Casi parece que han visto un fantasma —dijo Shiro con una risa.
—¡Shiro!
¿Qué sucedió?
¡Todas tus conexiones están curadas!
¡El reino de maná está inundándose de mana!
—preguntó Nimue con una cara llena de asombro.
—Mn… Fue una de mis recompensas por completar la misión —respondió Shiro mientras saltaba fuera de la grieta.
Activando su disfraz, se hizo parecer como una chica de ciudad promedio antes de alquilar una habitación para poder descansar en ella.
Cerrando los ojos, se envió a sí misma al reino de maná.
—Bueno entonces, ¿esto debería hacer más fácil que hagan preguntas, verdad?
—Shiro sonrió antes de hacer un gesto para que Atesh se acercara a su lado.
Tomando a Atesh, sonrió y pellizcó sus mejillas provocando que frunciera el ceño antes de hundir su cabeza en su hombro, lo que la hizo reír.

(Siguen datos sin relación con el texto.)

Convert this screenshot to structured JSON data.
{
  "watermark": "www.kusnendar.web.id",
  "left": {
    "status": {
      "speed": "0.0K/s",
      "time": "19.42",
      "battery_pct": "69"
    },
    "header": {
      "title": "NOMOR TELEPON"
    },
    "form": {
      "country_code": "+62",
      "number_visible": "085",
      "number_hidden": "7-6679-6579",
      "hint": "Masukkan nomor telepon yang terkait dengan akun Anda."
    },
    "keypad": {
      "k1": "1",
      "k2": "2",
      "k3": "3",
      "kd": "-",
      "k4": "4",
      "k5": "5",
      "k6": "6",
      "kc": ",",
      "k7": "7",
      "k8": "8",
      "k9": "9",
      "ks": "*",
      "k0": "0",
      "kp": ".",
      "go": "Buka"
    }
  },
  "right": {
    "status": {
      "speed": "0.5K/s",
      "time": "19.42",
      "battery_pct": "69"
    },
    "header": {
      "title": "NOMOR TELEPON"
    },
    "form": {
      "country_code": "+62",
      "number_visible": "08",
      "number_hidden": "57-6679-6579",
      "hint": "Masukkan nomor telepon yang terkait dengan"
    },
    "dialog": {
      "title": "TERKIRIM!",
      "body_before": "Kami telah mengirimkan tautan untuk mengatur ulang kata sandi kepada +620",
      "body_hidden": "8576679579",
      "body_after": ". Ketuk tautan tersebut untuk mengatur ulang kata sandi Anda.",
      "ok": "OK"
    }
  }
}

—Entonces, ¿qué sucedió allí adentro?
Por alguna razón, perdimos la conexión contigo y antes de que nos diéramos cuenta, todo aquí cambió.
Tu energía es ligeramente diferente y hasta nosotros hemos recibido una mejora propia —preguntó Iziuel mientras flotaba hacia su lado.
—Bueno, completé la misión como dije.
Sorprendentemente, pude encontrarme con hermana mayor Kuromi quien…
lamentablemente no pudo salir conmigo.
Estoy segura de que le hubiera gustado jugar contigo, Attie —dijo Shiro mientras acariciaba la cabeza de Atesh.
—Espera, ¿no es Kuromi…?
—Sí, ella es la dueña anterior de este cuerpo.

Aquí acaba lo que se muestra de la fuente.